Main risk factors for GI perforations include age, history of diverticulitis, glucocorticoid use
FRIDAY, July 6 (HealthDay News) -- Gastrointestinal (GI) perforation is a rare but serious condition that affects patients with rheumatoid arthritis (RA), most frequently in the lower GI tract, according to a study published online June 21 in Arthritis Care & Research.
Jeffrey R. Curtis, M.D., M.P.H., from the University of Alabama at Birmingham, and colleagues analyzed health insurance claims data to identify the incidence and risk factors for GI perforation among 143,433 RA patients.

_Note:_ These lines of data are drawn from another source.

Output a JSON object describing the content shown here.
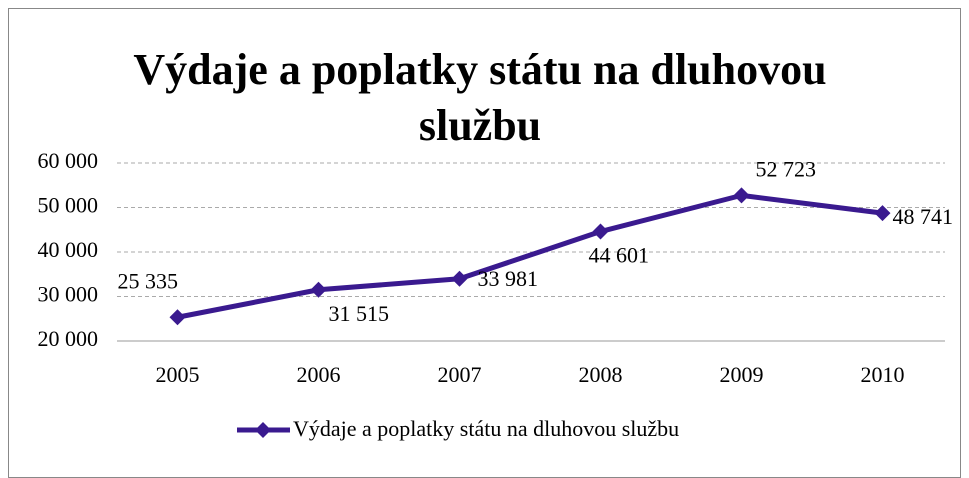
{
  "chart_data": {
    "type": "line",
    "title": "Výdaje a poplatky státu na dluhovou službu",
    "categories": [
      "2005",
      "2006",
      "2007",
      "2008",
      "2009",
      "2010"
    ],
    "series": [
      {
        "name": "Výdaje a poplatky státu na dluhovou službu",
        "color": "#3a1a8f",
        "values": [
          25335,
          31515,
          33981,
          44601,
          52723,
          48741
        ],
        "value_labels": [
          "25 335",
          "31 515",
          "33 981",
          "44 601",
          "52 723",
          "48 741"
        ]
      }
    ],
    "ylim": [
      20000,
      60000
    ],
    "yticks": [
      {
        "value": 20000,
        "label": "20 000"
      },
      {
        "value": 30000,
        "label": "30 000"
      },
      {
        "value": 40000,
        "label": "40 000"
      },
      {
        "value": 50000,
        "label": "50 000"
      },
      {
        "value": 60000,
        "label": "60 000"
      }
    ],
    "grid": true,
    "legend": "bottom"
  }
}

Using a maximally sensitive definition for GI perforation, the researchers identified 696 hospitalizations with perforation, representing a rate of 1.70 per 1,000 person-years, which was lower when a more specific definition was used (0.87 per 1,000 person years). Eighty-three percent of perforations occurred in the lower GI tract. Age and diverticulitis were the strongest risk factors for perforation (hazard ratios for diverticulitis: 14.5 for the more sensitive definition and 3.9 for the more specific definition). The risk of GI perforation was highest among patients with exposure to concomitant non-biologic disease-modifying antirheumatic drugs and glucocorticoids, compared to methotrexate. Use of biologics without glucocorticoids was not a risk factor.
"Clinicians should be aware of risk factors for GI perforation when managing RA patients, including age, history of diverticulitis, and use of glucocorticoids or nonsteroidal anti-inflammatory drugs," the authors write.
Several authors disclosed financial ties to pharmaceutical companies; one author is an employee of Genentech.